Before this week, I was familiar with Child’s work only through the recent movie Jack Reacher, starring Tom Cruise. On a relative’s recommendation, I dove into Reacher’s 2001 novel, Echo Burning, in which the almost oppressively effective hero finds himself plunged into a messy situation in the hot, sparsely populated Echo County in rural Texas.

The book pits Reacher against at least two sets of antagonists. One is the Greer clan, a tight-knit family with extensive roots in Echo that doesn’t cotton to outsiders.

Unfortunately for them, while hitchhiking in Texas, Reacher is picked up by Carmen Greer. A Latina out of California who has married into the family, Carmen is still considered an outsider, despite having borne her husband a lovely daughter. Worse yet, her husband beats her savagely. Even worse he’s about to get out of prison. Worst of all, the improbably named Sloop Greer blames Carmen — correctly so! — for his having been sent to prison on tax evasion charges. 

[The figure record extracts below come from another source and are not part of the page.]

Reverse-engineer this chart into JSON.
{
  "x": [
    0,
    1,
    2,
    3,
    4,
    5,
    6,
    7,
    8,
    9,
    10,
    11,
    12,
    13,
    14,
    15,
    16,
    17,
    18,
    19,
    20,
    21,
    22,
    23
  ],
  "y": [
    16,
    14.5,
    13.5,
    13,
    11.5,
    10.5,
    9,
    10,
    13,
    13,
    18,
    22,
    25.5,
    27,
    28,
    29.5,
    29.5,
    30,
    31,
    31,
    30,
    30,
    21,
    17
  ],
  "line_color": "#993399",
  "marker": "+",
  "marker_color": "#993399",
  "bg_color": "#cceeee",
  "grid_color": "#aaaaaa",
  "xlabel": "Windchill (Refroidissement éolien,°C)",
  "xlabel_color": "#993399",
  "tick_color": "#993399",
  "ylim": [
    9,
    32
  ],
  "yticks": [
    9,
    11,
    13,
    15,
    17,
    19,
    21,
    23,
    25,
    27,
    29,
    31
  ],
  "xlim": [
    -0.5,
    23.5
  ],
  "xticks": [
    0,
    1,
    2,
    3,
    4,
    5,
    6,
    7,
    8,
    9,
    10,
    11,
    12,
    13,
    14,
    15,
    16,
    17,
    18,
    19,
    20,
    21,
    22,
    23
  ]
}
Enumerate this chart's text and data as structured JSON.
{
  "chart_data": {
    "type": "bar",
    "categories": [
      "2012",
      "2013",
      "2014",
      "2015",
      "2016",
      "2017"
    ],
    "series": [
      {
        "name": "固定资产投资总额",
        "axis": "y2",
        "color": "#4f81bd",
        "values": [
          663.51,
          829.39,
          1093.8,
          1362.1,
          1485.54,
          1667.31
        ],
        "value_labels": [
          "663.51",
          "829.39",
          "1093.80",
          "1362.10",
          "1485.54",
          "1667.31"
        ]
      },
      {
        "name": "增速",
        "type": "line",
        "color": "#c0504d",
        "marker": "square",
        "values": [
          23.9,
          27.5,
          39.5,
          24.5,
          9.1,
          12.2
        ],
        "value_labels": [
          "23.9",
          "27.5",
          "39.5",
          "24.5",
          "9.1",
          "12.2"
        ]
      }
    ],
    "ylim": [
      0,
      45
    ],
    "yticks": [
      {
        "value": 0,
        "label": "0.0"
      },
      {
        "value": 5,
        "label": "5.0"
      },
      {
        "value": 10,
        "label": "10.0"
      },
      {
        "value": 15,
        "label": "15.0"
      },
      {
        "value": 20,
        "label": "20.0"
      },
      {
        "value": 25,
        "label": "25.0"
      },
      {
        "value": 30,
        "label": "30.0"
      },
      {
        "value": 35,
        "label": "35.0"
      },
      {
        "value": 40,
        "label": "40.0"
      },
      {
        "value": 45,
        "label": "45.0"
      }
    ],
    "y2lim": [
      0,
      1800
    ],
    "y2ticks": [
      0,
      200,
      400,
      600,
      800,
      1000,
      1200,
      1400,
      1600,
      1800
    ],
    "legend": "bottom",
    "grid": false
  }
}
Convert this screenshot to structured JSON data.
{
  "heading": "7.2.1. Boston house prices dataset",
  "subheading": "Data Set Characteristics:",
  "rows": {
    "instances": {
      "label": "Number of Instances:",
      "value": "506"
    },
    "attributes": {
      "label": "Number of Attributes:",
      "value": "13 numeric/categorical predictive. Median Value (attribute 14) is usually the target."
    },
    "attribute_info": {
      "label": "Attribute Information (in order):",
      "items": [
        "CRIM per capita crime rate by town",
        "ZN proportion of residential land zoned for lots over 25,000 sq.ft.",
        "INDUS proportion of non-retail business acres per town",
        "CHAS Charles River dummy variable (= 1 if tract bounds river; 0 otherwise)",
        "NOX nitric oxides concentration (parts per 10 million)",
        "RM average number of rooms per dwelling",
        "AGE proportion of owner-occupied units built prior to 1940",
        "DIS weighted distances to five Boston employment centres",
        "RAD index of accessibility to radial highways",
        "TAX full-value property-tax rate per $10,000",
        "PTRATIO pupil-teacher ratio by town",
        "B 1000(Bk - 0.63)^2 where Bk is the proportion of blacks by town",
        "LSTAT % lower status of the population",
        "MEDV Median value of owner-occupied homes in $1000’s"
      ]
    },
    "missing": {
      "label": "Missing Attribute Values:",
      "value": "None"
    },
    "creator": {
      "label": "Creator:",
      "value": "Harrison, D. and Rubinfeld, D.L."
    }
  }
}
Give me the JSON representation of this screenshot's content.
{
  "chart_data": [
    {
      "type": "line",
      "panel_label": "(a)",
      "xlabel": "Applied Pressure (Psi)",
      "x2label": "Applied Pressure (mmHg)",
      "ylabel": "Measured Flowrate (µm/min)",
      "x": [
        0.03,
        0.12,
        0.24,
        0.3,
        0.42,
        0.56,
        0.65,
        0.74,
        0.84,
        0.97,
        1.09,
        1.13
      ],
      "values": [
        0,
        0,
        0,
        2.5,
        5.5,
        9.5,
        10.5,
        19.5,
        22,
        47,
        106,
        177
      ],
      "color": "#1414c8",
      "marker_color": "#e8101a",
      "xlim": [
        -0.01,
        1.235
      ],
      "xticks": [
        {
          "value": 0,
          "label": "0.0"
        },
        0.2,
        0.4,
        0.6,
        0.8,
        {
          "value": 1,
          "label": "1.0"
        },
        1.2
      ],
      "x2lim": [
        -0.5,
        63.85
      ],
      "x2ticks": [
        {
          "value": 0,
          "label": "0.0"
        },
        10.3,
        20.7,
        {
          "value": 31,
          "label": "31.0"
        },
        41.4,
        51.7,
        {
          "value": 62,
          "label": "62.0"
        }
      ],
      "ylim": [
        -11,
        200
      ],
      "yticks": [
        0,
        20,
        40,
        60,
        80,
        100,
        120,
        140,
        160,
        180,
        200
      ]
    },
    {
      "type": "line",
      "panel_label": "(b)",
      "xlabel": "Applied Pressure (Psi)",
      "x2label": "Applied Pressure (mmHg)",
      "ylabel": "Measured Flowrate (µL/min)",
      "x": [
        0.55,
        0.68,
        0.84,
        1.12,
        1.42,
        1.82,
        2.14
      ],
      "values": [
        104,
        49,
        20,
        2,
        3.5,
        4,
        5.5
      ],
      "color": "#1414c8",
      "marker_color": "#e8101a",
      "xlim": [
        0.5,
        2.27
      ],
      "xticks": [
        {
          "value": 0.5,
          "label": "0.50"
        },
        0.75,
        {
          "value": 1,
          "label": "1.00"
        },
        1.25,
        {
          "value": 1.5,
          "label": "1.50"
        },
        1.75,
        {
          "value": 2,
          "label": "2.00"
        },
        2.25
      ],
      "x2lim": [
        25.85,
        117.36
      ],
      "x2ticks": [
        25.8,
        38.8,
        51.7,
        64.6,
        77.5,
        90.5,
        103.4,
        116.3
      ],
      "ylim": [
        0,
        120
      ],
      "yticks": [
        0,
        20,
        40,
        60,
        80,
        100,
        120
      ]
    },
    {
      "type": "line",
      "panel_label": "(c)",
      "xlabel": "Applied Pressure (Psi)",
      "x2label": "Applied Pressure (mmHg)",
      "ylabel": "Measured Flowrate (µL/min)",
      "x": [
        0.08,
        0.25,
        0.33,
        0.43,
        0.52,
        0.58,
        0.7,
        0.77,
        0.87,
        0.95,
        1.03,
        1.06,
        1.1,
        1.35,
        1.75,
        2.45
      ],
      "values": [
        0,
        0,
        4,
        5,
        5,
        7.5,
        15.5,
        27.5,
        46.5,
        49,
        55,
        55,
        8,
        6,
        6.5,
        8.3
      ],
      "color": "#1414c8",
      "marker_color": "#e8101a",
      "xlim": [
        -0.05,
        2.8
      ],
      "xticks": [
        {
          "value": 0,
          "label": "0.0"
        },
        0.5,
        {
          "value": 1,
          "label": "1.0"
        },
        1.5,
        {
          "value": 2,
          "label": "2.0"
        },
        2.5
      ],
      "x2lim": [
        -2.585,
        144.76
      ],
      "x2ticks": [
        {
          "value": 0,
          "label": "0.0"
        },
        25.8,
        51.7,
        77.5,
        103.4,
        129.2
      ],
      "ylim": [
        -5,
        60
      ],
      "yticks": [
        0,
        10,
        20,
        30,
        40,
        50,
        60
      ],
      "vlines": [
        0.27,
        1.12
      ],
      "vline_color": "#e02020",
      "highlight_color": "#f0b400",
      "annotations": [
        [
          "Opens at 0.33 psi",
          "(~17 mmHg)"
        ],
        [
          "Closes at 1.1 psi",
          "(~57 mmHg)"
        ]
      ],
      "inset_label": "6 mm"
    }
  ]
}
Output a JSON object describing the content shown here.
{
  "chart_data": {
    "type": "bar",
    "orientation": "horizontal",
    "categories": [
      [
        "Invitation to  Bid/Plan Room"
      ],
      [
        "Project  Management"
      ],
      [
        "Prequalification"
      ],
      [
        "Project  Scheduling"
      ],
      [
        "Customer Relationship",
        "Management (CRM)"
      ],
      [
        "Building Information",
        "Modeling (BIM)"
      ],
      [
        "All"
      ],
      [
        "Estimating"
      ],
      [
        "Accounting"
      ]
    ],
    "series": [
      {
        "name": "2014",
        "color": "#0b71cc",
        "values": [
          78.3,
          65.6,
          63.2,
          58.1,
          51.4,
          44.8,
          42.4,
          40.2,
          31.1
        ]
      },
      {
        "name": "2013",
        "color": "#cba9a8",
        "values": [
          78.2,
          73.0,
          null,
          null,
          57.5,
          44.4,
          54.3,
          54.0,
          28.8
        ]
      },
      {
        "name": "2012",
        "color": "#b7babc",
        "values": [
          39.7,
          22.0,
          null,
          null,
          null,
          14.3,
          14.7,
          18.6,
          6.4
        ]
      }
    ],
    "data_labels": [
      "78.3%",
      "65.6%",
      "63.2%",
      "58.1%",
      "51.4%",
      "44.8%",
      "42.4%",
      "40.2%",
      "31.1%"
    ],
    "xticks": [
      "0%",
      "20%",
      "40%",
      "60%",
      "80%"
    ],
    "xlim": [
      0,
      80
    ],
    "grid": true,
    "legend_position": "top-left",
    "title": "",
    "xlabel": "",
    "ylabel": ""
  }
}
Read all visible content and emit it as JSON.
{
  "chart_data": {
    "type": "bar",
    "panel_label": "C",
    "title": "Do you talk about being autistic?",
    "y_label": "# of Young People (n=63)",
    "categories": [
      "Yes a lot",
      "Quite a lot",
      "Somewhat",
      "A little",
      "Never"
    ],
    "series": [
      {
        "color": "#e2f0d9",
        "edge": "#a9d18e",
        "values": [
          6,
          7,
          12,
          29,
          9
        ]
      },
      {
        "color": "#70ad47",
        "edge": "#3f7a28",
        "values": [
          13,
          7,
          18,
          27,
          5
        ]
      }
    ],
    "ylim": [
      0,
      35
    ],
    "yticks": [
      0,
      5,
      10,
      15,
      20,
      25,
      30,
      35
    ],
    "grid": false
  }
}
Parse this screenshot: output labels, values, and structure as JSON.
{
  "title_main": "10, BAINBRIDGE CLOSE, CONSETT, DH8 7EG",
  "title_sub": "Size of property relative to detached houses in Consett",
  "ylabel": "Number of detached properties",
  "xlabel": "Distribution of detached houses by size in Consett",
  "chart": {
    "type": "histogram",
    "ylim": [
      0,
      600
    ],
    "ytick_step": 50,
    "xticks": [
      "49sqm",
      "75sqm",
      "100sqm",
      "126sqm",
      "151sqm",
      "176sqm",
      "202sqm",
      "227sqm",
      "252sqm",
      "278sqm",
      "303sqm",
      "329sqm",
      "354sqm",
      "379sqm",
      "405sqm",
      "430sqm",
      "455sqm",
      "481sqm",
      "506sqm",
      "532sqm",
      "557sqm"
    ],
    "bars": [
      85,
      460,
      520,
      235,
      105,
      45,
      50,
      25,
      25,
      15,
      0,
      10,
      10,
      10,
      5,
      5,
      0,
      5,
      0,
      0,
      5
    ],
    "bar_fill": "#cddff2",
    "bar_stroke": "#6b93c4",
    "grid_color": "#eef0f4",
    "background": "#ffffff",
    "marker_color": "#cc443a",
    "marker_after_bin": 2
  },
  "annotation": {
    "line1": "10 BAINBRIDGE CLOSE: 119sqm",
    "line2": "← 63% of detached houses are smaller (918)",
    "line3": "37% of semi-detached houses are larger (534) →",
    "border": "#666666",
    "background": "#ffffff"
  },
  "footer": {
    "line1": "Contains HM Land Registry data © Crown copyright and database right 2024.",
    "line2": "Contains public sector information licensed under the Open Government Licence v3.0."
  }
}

The other set of antagonists are a nameless hit team: Three experienced assassins who have been hired to pick off a longtime friend of Sloop Greer’s. They’ve also been hired to conduct some other unsavory business in and around Echo County. How this group relates to the Greers, and what they’re doing, remains a closely guarded mystery for much of the story.

Child is a competent writer, and while his characters are hardly the most nuanced to be found in fiction, he characterizes them deftly. Reacher himself is an improbable creation — a comic book superhero with a thirst for justice, a strong moral compass and an aversion to most forms of human attachment. Child skirts around Reacher’s psychological underpinnings but still manages to make his protagonist seem more or less plausible.

The question in most superhero stories isn’t whether the protagonist will be able to overcome any single challenge or challenger. It’s whether he or she will be able to overcome a seemingly overwhelming set of them, especially when mysteries abound as to who the real good guys are and what the proper course of action is.

Reacher’s mission — never entirely clear to him, although he is absolutely convinced that Carmen Greer is being unfairly victimized — becomes even murkier when law enforcement get involved in a deadly situation chez Greer. Ensuing events lead Reacher to question what he thought knew about the damsel in distress.

Eventually, rain and mud and fire and rock play roles in the resolution of this tangled plot. Naturally, Reacher’s quick wits and fearsome capacity for violence also feature in the climax; this is a thriller, after all.

Child starts off well, building an intriguing situation, and subsequently ratchets up the tension and intrigue in outstanding fashion. This is middlebrow entertainment all the way, but this book is middlebrow stuff done right. Anyone looking for some action, some mystery and an entertaining read could do a lot worse than to plunge into Echo Burning.